La banque précise en premier lieu que les opérations contestées en l’occurrence par M. Z n’ont pas été réalisées au moyen de sa carte bancaire classique mais bien par création d’une « payweb card ». Le client peut ainsi créer à distance sur le site de sa banque un numéro virtuel à seize chiffres, numéro auquel sont associés un cryptogramme visuel et une date de validité. Ce sont ces données qui doivent être renseignées sur les différents sites marchands. Ce procédé est hautement sécurisé en ce que le client doit s’identifier sur le site de la banque et y entrer un identifiant et son mot de passe. Le client se rend ensuite dans la rubrique « carte virtuelle » et y sélectionne « payweb card ». Il doit alors cliquer sur « obtenir un numéro virtuel » et une clef personnelle lui est alors demandée. Cette clef est un code à quatre chiffres présent sur une carte de codes remise au client par l’établissement financier afin de sécuriser les opérations effectuées sur internet. Le client est le gardien de ce code et il doit en assurer la confidentialité. L’utilisateur choisit la carte réelle qui permettra de créer le numéro virtuel. Il choisit le montant et la devise de l’achat et valide l’ensemble. Un code de confirmation est envoyé au client par mail ou sms. Ce code doit être renseigné dans un certain délai. Après validation, un numéro de carte virtuelle à seize chiffres est créé. Ce code est associé à une date de validité et à un cryptogramme visuel à trois chiffres.
En l’espèce, les trois paiements contestés ont été réalisés suite à la création d’une carte payweb d’un montant de 3 000 euros. Ces paiements sont antérieurs à l’opposition régularisée le 23 octobre 2013 à 17 heures 16. Le tableau reprenant le détail et la chronologie de la création de la payweb produit par la banque n’a connu aucune défaillance. La carte Payweb a été créée avec l’identifiant et le mot de passe de M. Z. La carte des clefs personnelle C7 a été renseignée. Le message de confirmation a été notifié à l’adresse email Krimsdi@hotmail.fr. Le message contenait le code de confirmation à six chiffres qui a été dûment renseigné. Il est donc démontré que la création de la carte payweb n’est due à aucune déficience technique. Cette carte a été créée le 6 octobre 2013 pour n’être utilisée que douze jours plus tard. Cette durée est pour le moins étrange. Le fait qu’il y ait eu deux tentatives de paiement qui n’ont pas abouti le 23 octobre peut révéler de multiples causes comme le refus de paiement par un commerçant.

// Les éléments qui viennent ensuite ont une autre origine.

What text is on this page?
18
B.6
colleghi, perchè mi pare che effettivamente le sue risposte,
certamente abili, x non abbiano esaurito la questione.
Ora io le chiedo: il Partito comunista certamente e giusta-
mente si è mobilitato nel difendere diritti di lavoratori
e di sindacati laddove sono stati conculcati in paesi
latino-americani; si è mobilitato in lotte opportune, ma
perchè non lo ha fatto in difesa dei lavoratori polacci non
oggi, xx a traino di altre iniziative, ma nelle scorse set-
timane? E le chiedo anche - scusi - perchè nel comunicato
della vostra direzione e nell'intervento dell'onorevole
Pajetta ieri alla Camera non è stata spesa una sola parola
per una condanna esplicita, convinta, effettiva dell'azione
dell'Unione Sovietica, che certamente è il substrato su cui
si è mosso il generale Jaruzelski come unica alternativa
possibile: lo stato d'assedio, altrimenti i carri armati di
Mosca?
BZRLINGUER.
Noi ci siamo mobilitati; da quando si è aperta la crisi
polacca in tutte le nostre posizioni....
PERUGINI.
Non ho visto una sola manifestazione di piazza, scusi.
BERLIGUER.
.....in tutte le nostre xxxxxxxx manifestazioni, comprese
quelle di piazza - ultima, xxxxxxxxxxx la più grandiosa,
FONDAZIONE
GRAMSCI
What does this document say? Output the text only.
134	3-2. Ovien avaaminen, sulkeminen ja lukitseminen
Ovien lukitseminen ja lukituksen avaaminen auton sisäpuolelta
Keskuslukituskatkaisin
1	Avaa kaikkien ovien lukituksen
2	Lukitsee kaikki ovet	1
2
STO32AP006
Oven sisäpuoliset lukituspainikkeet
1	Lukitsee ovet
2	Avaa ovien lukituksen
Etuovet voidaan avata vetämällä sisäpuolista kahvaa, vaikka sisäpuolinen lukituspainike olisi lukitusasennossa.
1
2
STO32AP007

Le Crédit Mutuel rappelle qu’au sens de l’article L. 133-19 du code monétaire et financier, la responsabilité du payeur n’est pas engagée en cas d’opération de paiement non autorisée et si l’instrument de paiement ou les données qui lui sont liées ont été détournés à son insu, sauf négligence grave de sa part. En l’espèce, M. Z ne justifie d’aucun détournement et se contente d’indiquer qu’il n’a pas communiqué les informations strictement personnelles et confidentielles dont il était le gardien. En l’espèce, dans la mesure où les conditions de sécurité étaient renforcées, le bénéficiaire de la carte ne peut se contenter de procéder par affirmations en indiquant qu’il a été victime d’une fraude. Il doit établir que l’opération de paiement non autorisée a été effectuée en détournant à son insu l’instrument de paiement ou les données qui lui sont liées. Or, la fraude dont M. Z dit être victime repose exclusivement sur ses allégations, lesquelles décrivent de surcroît une situation invraisemblable.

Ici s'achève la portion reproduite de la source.